IT'S hard to derail Tim Fischer from his favourite conversation topic trains but it's an entertaining journey.
The former political leader, military veteran and recently-retired ambassador to the Holy See travelled to Warrnambool by rail for an appointment as guest speaker at last night's Better Connections conference.
He will return as a railway passenger to Melbourne this morning.
The 66-year-old used the transport topic as part of his pitch on how regional Australia could improve opportunities for business and education to work together.
"Regions will be in better shape with better transport and education," he told The Standard before the conference.
"The real key to decentralisation is transport infrastructure.
"If you can offer travel of one-and-a-half hours from Warrnambool to Melbourne or one hour from Warrnambool to Geelong the population will boom.
"The connection between business and education is essential in building the fabric of the region's economy.
"It is about education, energy and export the three Es."
He referred to a quote by John Monash in 1930 that the best hope for Australia was the ballot box and good education.

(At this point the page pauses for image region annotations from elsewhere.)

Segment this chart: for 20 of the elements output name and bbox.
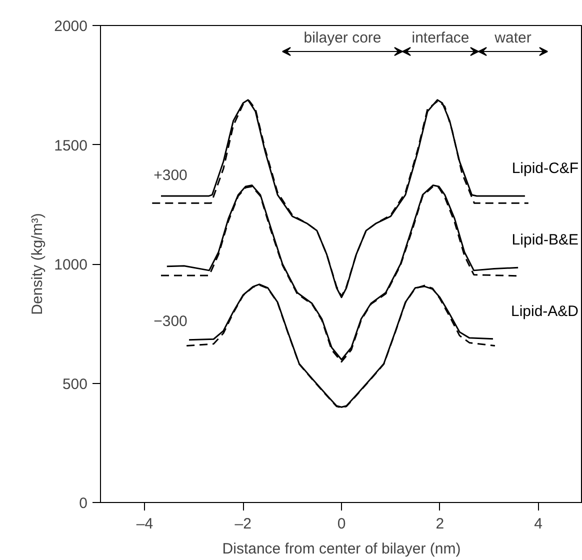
x-tick-label: 0 — [337, 516, 346, 532]
x-tick-label: 2 — [436, 516, 444, 532]
x-axis-title: Distance from center of bilayer (nm) — [222, 540, 461, 558]
annotation: water — [494, 30, 532, 46]
y-tick-label: 1000 — [54, 256, 88, 274]
annotation: bilayer core — [304, 30, 382, 46]
y-tick-label: 1500 — [54, 137, 88, 154]
x-tick-label: –2 — [234, 516, 252, 532]
y-axis-title: Density (kg/m³) — [29, 213, 46, 315]
y-tick-label: 500 — [62, 376, 88, 393]
series-label: Lipid-A&D — [510, 302, 579, 320]
x-tick-label: 4 — [534, 516, 542, 532]
x-tick-label: –4 — [136, 516, 154, 532]
annotation: +300 — [154, 167, 188, 184]
series-label: Lipid-C&F — [512, 160, 578, 178]
series-label: Lipid-B&E — [512, 232, 578, 249]
annotation: −300 — [154, 313, 188, 330]
y-tick-label: 2000 — [54, 18, 88, 35]
y-tick-label: 0 — [79, 495, 88, 512]
annotation: interface — [412, 30, 470, 46]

He saw good examples of co-operation between business and schools, TAFEs and universities producing good ideas for regions.
"The south-west is very well located and plugged in," he said. "Education and opportunity will make or break regions."
Mr Fischer said high-speed broadband was part of the change.
He referred to completion of the telecommunications line between Melbourne and London 140 years ago.
"Suddenly the communication time dropped from three months to three hours or less," he said. "Think of the revolution that caused.
"Modern communications are opening up new opportunities for people in the regions and outback."
Last night's conference was organised by South West TAFE and the Local Learning and Employment Networks.
The network, which aims to help students move from school to work and tertiary studies is celebrating its 10th anniversary.